A: The very best thing that’s happened from COVID personally is just the extra family time that we’ve gotten. My daughter, who’s a freshman in college, she’s home and is taking a gap year, and the four of us, because I have two kids, the four of us have dinner every single night and there’s just a level of closeness and connection and fun that we’ve had being together that you just wouldn’t get outside of these times.

Workwise, I think it’s changed the way we think about hiring. We always wanted to have a critical mass of people for people’s development, and I think being forced into working remotely has changed our thinking about how effectively people can work remotely if they’re willing to work the right hours and collaborate.

It also changes the way we think about meetings. In the past all the meetings have been located physically, and everyone who’s dialed in remotely is on a screen, but they’re off on the sides, a little hard to see them in conference rooms, and they just don’t get to participate the same way. When you are doing all your meetings virtually, everyone just gets a square. That has really leveled the playing field, and we’ve gotten involvement and engagement and contribution from so many more people that we’ve learned from, that I think that there’s a piece that I think we’re going to capture forever in what we do, even when people are back in the office a different way.

Q: What are the biggest challenges of the current office and work situation?

A: One of the biggest challenges that we’ve really had to grapple with is it’s harder to invent virtually. I think that a lot of invention is messy, and you go down a lot of dark paths and a lot of dead ends, and that’s just part of inventing.

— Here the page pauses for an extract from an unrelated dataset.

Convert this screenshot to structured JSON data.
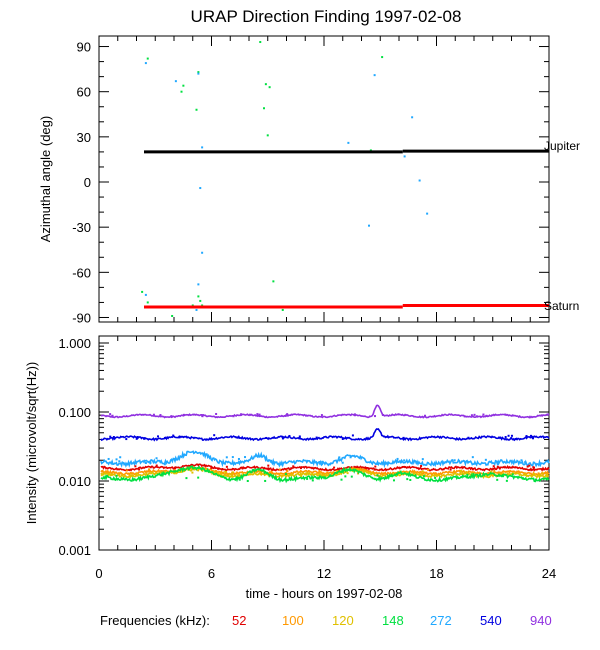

And when you’re virtual, the technology is so much better than before, but it’s still such that when two people speak at the same time, it kind of cancels the voice out, so people don’t do it. So people talk for a longer period of time and people don’t feel as comfortable challenging one another, and they don’t riff on what each other were saying and challenge the same way.

So as leaders, you’ve got to recognize that and find ways to really provoke the type of challenge and debate and disagreement that might not naturally happen when everybody’s virtual, and you just have to think about invention differently. I think the team’s done a really good job of it, but every day, we’re learning new things about how to operate virtually at scale. But it takes a lot of work. It’s different from when you’re in the office.